Twee dingen vallen altijd op in dit soort beschouwingen: de nadruk op juist de vluchtige, populaire cultuur (kleren, kapsels, tv-series, films, popmuziek) en de keuze van het referentiepunt (de jaren zestig). Het lijkt soms wel alsof de periode 1964-1975 het onbetwiste hoogtepunt van de geschiedenis was en alsof het daarna alleen maar bergafwaarts is gegaan. De jaren zestig zijn gemythologiseerd, vooral door degenen die ze meegemaakt hebben en ze nog steeds als standaard gebruiken, maar ook door jongeren die het idee hebben dat ze iets gemist hebben. Toch was de tijdgeest destijds zowel minder als meer overheersend dan nu wel wordt verondersteld. Als het gaat om bezettingen, deelnemen aan demonstraties of zich inzetten voor het verhelpen van misstanden, was zelfs op het hoogtepunt van de activismegolf niet meer dan 10 tot 15 % van de studenten daarbij betrokken.
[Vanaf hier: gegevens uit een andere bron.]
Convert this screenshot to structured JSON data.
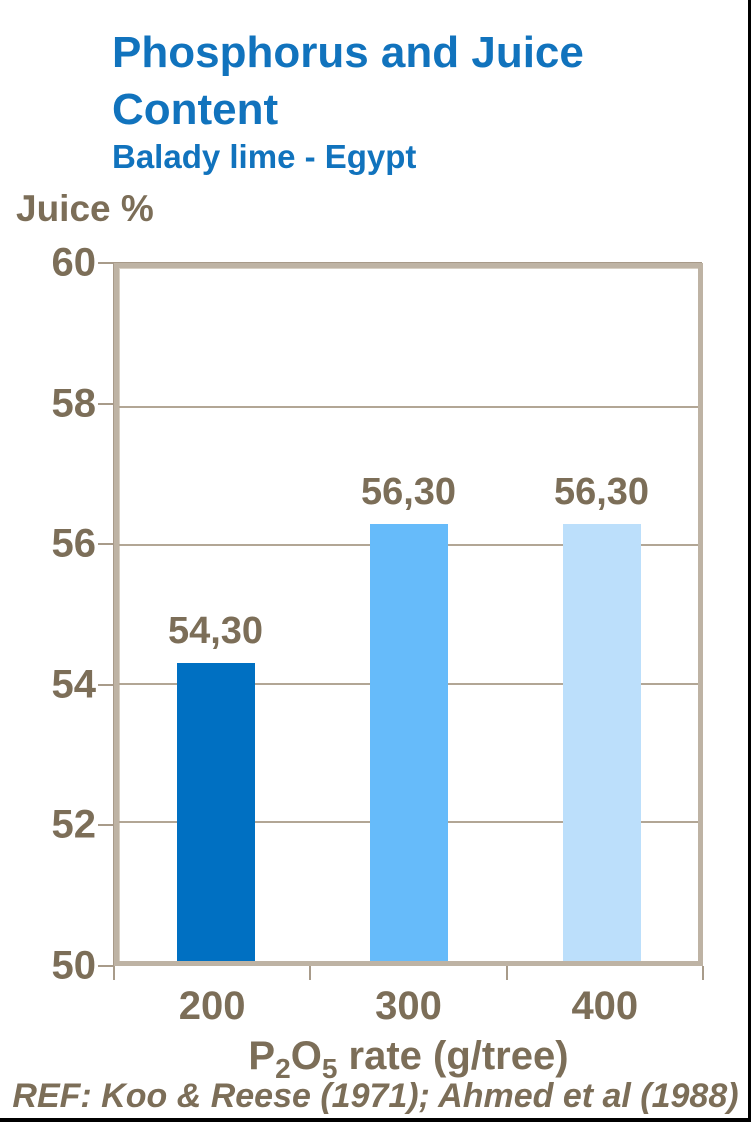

Zoveel waren het er niet die de leuzen in de praktijk probeerden te brengen. De meesten deden dezelfde dingen als altijd, alleen in de stijl van de jaren zestig: ze volgden projectonderwijs zonder individuele beoordeling, ze rookten een hasj-sigaretje tussen de shag door, ze dronken bosbessenthee en luisterden naar Jethro Tull. Maar lang haar en wijde pijpen had iedereen en de vrije liefde was wijdverbreid. In die zin kan de toenmalige 'tegencultuur' zeker geen exclusieve jeugdcultuur genoemd worden, omdat de dertigers en ook een flink aantal veertigers er volop aan meededen. Misschien dat ze minder aardigheid hadden in Led Zeppelin dan een twintigjarige, maar de zoetgevooisde Crosby, Stills & Nash konden er toch wel mee door, al was het maar bij wijze van entreebiljet tot een wereld met kans op vrije sex.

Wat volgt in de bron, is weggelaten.